Her uncle-father croaked out a request, and she could only ask her mother what to bespeak. Not half the kingdom, but the head of a prophet. What did it matter to her, what her dance purchased? Nothing would free her of the gaze that silenced her.

I had heard the prophet in the dungeons speak. Everyone in the palace had. He spoke as Salome danced - as if no one could touch him, as if only in speaking was he finally unbound. Even as he sat in chains. He never withered under the gaze, as did she. But the trap on her fell on him as well. She silenced everyone with her dance.
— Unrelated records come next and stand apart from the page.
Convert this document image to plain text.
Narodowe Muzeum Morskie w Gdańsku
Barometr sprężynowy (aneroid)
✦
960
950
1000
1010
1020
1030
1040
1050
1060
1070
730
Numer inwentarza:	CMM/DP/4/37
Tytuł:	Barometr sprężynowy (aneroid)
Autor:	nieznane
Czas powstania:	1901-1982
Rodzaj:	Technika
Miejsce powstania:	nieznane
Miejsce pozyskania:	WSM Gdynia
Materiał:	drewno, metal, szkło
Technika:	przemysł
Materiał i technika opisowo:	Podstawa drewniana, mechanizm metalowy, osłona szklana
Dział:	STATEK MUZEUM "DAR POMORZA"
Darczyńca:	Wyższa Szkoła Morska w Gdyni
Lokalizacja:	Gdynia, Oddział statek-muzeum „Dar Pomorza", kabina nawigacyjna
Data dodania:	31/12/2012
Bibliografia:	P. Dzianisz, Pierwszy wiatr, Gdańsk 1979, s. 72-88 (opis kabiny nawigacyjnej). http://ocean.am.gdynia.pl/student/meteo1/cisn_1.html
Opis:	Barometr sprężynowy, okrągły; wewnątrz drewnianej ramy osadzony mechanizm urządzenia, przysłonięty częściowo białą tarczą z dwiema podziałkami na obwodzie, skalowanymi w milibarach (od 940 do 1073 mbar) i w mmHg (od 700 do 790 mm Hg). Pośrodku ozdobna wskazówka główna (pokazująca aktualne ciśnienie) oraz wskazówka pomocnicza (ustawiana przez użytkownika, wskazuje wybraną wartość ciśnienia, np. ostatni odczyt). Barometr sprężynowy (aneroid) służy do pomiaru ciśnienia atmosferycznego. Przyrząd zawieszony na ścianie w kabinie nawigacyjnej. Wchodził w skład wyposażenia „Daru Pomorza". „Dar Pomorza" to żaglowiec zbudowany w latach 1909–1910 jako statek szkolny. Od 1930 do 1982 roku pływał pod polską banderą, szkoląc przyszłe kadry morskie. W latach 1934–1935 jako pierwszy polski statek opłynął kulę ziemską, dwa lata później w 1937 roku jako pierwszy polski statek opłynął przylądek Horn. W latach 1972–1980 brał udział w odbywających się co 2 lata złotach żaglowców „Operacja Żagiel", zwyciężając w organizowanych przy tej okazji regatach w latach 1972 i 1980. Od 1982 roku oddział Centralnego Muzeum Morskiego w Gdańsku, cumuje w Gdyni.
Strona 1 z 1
Whenever people went away from the prophet in the dungeon, their voices rang louder for days. If I had been with John when they came to take him, would I have spoken for him? If they had come when I saw John irrepressible and singing rather than Salome silenced?

Salome silenced everyone, herself most of all, but it was my silence that they called perverse. They had silenced us all when they trapped her in their gaze. The only thing that made her free became her greater slavery. They said I grew strange. Silence does that to you.

Then there was a gaze like the turning of a key. I could have been lost in those eyes. I wonder if His gaze ever truly left me. No other gaze could harm me so long as I was in His. My name is Jesus, he said. Tell me yours.

Joanna. There were gasps around us, but I dared not break His gaze. Will you come follow me, Joanna? Yes. He broke my silence.

Chuza was unhappy. He had wanted his wife back as she was, so busy and bound in silken chains, not silence by a gaze nor freed from all her bindings, as he saw her now. He returned, but I stayed. I stayed and followed Jesus.

I travelled with the other women who knew what it was to be silenced. Who knew what it was to be asked to speak at last. I was there until the end. And when He died, after saying nothing in His own defense, I feared I would be silenced forever. I had shouted in the crowd, but others shouted over me. Their voices thundered in my ears and the roar silenced me. Of that Sabbath I remember only stillness and silence.

And when I spoke, on that Sunday, of the hope the angels had delivered to us, I heard the roar of disbelief, of grief, stop the ears of those who heard. I spoke, but we were silenced. I could not find my voice. Then He was with us, and His gaze fell upon me. For forty days, we gazed upon Him, and then He rose and left us.

For a moment, I believed he met my eyes alone. Perhaps we all felt that way. The next words, I felt, were for me. That the last thing He told me was why I had been silent, why still I could be silenced, "John baptized you with water, but in a few days you will be Baptized with the Holy Spirit."

The wind that came was a deafening roar. The flame was blinding. It burned it all away - the eyes ringing Salome, the roar of the crowd that had shrieked for death all around me. All faded but the still, quiet voice in my heart. And all around me, there was singing. I scarcely knew when I sang and when I did not or where I wandered. I felt no eyes on me, although they told me I drew every gaze. They told me crowds stopped to listen. More eyes than ever fell on Salome, but I did not see them. They did not touch me. They say many argued with me, and tried to shout me down, but I did not hear them. They say that my voice rose against them, that I spoke in every language at once. I was only singing, irrepressible and unbound at last.

They say the wind spread, and the flame, that day, in the crowd. They say other women took up my cries. They said I silenced any who came against me. I have been silenced. I hope they are wrong. They said every woman who heard me was converted. I hope, only, that they turned to speak."